On the same day, the governor also signed a bill that puts Florida in the national spotlight with the toughest mandatory reporting rules for child sex abuse that occurs on school and university campuses.
Both new laws will help break the culture of silence surrounding both crimes. The reluctance by victims and witnesses to report these heinous atrocities will be overcome to a certain degree.
While neither law is a panacea, they put abusers on notice of the state's intent to pursue additional legal avenues to arrest, conviction and incarceration.
The new domestic and sexual violence law, championed by local prosecutors, counselors and lawmakers, allows "hearsay" statements admissible in court cases.
All too often, battered spouses and intimate partners crumble under intimidation or cling to the sentiment that their abusers will change their behavior, whether that be physical assaults, emotional abuse, controlling domination or other forms of maltreatment.
Those victims will refuse to testify, skip court appearances and otherwise frustrate the prosecution of their tormentors.
Now, though, the victim's admissions to health care professionals, law enforcement officers and social workers will be admissible in court if prosecutors can demonstrate the defendant blocked the accuser from testifying in person through duress, threats or other intimidation.
While this law follows others states in allowing judges to use their discretion to allow such hearsay testimony, Florida's new law on reporting child sex abuse is the toughest in the nation.
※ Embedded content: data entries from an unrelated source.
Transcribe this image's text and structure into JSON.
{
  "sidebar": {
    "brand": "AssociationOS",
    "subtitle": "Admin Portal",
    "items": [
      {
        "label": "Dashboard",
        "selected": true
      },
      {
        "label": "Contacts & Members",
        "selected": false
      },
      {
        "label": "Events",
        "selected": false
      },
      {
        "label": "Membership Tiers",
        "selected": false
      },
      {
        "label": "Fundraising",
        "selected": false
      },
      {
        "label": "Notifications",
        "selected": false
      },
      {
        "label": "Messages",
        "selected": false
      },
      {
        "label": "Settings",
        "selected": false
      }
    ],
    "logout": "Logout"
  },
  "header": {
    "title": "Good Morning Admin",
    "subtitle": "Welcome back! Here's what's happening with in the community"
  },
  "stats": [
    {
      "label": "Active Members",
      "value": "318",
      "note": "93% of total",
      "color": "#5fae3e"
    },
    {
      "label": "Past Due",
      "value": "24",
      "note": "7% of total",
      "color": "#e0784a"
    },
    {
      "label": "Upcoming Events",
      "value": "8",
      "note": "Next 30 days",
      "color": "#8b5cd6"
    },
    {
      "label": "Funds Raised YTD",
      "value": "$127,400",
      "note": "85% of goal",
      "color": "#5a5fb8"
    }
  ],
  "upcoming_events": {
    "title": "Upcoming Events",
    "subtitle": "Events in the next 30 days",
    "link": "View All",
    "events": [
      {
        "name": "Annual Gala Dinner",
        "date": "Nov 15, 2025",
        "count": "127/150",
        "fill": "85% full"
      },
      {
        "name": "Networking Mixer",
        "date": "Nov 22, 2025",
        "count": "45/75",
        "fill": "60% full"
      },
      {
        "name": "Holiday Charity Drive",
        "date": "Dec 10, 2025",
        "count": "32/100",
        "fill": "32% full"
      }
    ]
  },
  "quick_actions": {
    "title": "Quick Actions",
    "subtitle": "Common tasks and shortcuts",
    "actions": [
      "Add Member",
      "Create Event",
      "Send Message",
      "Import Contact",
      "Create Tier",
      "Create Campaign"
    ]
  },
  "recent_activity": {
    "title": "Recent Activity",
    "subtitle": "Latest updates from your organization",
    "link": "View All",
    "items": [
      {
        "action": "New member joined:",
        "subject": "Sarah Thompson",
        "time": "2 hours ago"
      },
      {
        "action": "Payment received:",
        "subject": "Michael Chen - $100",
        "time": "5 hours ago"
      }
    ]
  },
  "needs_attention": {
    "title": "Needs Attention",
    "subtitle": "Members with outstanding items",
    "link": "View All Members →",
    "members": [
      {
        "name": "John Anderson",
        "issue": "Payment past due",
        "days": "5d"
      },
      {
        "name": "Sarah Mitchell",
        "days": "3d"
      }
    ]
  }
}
Anyone who "willfully and knowingly" fails to alert authorities to suspicions of child sexual abuse on any school or university campus could face criminal prosecution and fines up to $1 million per episode. Current state law only requires parents and other caregivers to report child sex abuse.
Failure to comply with the reporting requirement is now a third-degree felony instead of a misdemeanor, with prison terms ranging from one to 15 years.
This comes in the wake of the scandal at Penn State University in which a witness to child sex abuse did not come forward and report the alleged perpetrator, Jerry Sandusky.
The law also allocates $2 million to spread public awareness about the sex abuse hotline at the Florida Department of Children and Families, increases the number of hotline counselors by 47, and requires hotline operators to report abuse calls to law enforcement.
Notably, the state set aside $1.5 million to help battered women relocate and begin rebuilding their lives, a valuable lifeline.
Kudos to state Sen. Mike Bennett of Bradenton and Rep. Doug Holder of Sarasota for sponsoring the domestic violence legislation and to all of the local prosecutors, counselors and others who worked to assure passage of these significant new tools to reverse the low prosecution rate of abusers.